DownloadedFile.jpegC’est ce qui est arrivé, il y a peu, à Jérôme Cahuzac, ministre français des Finances, donnant des leçons de morale à la terre entière avant de se prendre les pieds dans un tissu de mensonges. Certes, sa femme l’avait dénoncé. Médiapart a suivi. Et, comme une meute, les journalistes, l’ont dévoré vivant. C’est aujourd’hui le sort des gens que l’on soupçonne…

 En même temps, par un curieux hasard (à qui profite-t-il ?), des milliers de noms d’avocats et d’hommes politiques circulent sur des listes noires, les « Offshore leaks ». Tous des menteurs et des fraudeurs potentiels ! L’ère du soupçon est généralisée. Aux yeux de ces nouveaux inquisiteurs, tout le monde est suspect a priori. Il ne s’agit pas seulement de surveiller son voisin : il faut aussi le dénoncer si l’on remarque quelque chose d’anormal (on appelle ça des whistleblowers). La presse, chargée d’instruire le dossier, est ravie : elle peut jouer les redresseurs de tort. Le feuilleton est infini, et les tirages remontent. Mais est-ce bien moral ?

Adam ne connaissait pas le soupçon. Il était seul et brave. Il luttait pour sa survie, terrassait des mammouths, traversait des fleuves à la nage. Était-il heureux pour autant ? Je n’en suis pas certain. Car quand il réalisait un exploit, à qui voulez-vous qu’il aille le raconter ?

04:01 Publié dans all that jazz, chroniques nouvelliste | Lien permanent | Commentaires (6) | Tags : adam, ève, langage, soupçon, cahuzac, france | | |  Facebook

Commentaires

Eve avait déjà inventé le soutien-gorge. De là est née la première dispute... L'affaire Cahuzac est un dégât collatéral de cette dispute originelle...

:-)

Écrit par : hommelibre | 14/04/2013

Bonsoir John ! Je crois bien que vous avez raison. Mais n'en déplaise à Rousseau, le deuxième homme — la femme — est la chance de l'homme. C'est grâce à elle qu'il échappe (parfois) au mensonge… Bonne soirée !

Écrit par : jmo | 14/04/2013

Pour l'homme (le mâle, entendons-nous bien), le mensonge c'est sa vérité ou "vice" versa, une disposition naturelle.

Bonne journée

Écrit par : Noëlle Ribordy | 15/04/2013

@ Noëlle : je ne suis pas sûr que le mensonge soit une disposition exclusivement masculine ! C'est un travers largement partagé…

Écrit par : jmo | 15/04/2013

Talleyrand prétendait que la parole a été donné à l'homme (= l'être humain) pour .... masquer sa pensée. Le fin stratège politique, qui maniait à merveille ce procédé rhétorique, a certainement révélé une donnée de la nature et de la condition humaine.

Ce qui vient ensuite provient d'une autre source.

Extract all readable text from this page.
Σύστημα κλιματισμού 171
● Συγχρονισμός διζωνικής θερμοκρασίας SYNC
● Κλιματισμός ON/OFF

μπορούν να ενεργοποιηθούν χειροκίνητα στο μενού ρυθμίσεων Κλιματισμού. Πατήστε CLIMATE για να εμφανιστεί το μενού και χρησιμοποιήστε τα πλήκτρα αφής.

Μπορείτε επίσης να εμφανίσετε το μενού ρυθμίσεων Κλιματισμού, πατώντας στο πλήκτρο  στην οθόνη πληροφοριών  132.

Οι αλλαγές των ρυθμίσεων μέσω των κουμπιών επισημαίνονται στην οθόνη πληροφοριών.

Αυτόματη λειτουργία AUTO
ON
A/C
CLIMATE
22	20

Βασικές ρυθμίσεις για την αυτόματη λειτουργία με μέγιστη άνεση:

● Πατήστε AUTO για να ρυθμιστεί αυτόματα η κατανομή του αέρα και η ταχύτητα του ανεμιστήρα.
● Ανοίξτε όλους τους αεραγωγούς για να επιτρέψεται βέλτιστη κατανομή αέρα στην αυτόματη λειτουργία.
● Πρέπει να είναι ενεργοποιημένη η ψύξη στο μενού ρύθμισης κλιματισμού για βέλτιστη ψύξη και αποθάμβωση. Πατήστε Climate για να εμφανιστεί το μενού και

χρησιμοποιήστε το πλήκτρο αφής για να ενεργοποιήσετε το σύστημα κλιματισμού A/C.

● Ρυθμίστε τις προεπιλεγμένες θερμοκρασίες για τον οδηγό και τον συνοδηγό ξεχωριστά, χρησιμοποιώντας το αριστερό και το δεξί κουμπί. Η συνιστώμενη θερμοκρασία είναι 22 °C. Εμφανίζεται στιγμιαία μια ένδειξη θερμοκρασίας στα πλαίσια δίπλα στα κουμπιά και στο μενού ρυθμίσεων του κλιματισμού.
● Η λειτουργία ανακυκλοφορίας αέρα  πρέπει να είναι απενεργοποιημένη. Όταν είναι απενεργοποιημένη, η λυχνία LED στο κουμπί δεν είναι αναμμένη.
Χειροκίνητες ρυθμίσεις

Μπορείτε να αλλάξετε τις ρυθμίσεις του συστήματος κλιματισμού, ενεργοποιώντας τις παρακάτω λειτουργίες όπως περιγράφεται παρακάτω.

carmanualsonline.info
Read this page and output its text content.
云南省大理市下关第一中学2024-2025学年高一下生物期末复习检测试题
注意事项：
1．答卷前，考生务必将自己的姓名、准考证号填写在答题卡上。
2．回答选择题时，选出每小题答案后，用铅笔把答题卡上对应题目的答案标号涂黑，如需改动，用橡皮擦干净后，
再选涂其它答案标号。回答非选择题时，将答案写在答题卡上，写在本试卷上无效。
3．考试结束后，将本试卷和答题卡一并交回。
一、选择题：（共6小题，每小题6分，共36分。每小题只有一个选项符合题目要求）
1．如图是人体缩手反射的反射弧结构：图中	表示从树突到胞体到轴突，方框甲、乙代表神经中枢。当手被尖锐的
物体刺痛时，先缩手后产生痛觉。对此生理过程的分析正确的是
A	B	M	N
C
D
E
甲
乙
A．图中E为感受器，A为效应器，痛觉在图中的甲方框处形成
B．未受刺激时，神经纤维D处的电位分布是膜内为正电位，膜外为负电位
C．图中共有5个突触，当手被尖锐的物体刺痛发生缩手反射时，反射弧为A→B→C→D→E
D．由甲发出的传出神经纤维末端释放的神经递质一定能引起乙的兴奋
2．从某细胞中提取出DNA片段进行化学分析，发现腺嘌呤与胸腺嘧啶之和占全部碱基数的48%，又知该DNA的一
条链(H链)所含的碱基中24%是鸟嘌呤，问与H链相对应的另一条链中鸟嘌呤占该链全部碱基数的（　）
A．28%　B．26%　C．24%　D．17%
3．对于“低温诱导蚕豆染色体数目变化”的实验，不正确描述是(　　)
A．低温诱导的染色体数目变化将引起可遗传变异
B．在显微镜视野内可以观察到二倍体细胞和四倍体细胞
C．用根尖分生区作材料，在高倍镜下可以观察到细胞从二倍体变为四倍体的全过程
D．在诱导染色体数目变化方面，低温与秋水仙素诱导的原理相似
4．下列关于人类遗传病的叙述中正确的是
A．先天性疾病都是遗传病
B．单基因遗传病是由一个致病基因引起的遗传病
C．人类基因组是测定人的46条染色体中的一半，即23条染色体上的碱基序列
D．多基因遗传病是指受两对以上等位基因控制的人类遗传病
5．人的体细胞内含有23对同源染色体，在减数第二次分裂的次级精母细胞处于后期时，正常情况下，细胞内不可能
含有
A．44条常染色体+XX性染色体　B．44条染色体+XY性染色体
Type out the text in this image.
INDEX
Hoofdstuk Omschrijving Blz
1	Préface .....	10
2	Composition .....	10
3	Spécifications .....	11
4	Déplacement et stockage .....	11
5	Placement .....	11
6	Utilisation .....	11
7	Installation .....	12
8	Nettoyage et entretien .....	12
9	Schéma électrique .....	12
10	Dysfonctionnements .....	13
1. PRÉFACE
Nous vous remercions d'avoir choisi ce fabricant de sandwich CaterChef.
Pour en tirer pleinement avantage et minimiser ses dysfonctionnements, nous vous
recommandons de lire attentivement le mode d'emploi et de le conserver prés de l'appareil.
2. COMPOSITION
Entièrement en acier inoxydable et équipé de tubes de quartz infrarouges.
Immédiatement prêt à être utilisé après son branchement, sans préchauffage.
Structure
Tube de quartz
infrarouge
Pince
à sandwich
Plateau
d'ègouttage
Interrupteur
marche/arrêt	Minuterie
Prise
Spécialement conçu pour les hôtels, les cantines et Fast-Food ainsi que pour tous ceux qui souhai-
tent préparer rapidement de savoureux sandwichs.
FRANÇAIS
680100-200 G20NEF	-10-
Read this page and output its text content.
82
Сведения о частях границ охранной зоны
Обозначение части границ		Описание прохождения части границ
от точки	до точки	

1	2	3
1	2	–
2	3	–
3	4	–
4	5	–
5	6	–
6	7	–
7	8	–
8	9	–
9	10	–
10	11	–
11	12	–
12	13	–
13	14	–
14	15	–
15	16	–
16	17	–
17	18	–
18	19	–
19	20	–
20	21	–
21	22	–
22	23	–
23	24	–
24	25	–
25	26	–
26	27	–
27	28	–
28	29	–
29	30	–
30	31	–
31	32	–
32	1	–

Même si l'on ne peut jamais tout dire - et le faudrait-il, en fait ? - le mensonge est généralisé à toutes les sphères de la société. Il sert parfois à tromper l'autre mais il peut en effet aussi à attirer le regard de l'autre (l'admiration, le respect, l'amour, l'amitié, etc).

Merci pour cette très jolie histoire qui montre une fois de plus que le mensonge tout comme la vérité reposent sur des fictions dont la valeur téléologique n'est pas à exclure.

Une très bonne journée!

Écrit par : Micheline P. | 15/04/2013

Merci de votre lecture et de votre commentaire, Micheline! Le mensonge fait partie de nos vies. Et de la nature du langage. Parfois il peut être mortel, comme dans le cas de Jean-Claude Romand, entraîné dans sa spirale. Et parfois il peut sauver des vies,moquant il est le contraire de la délation. Bonne soirée à vous!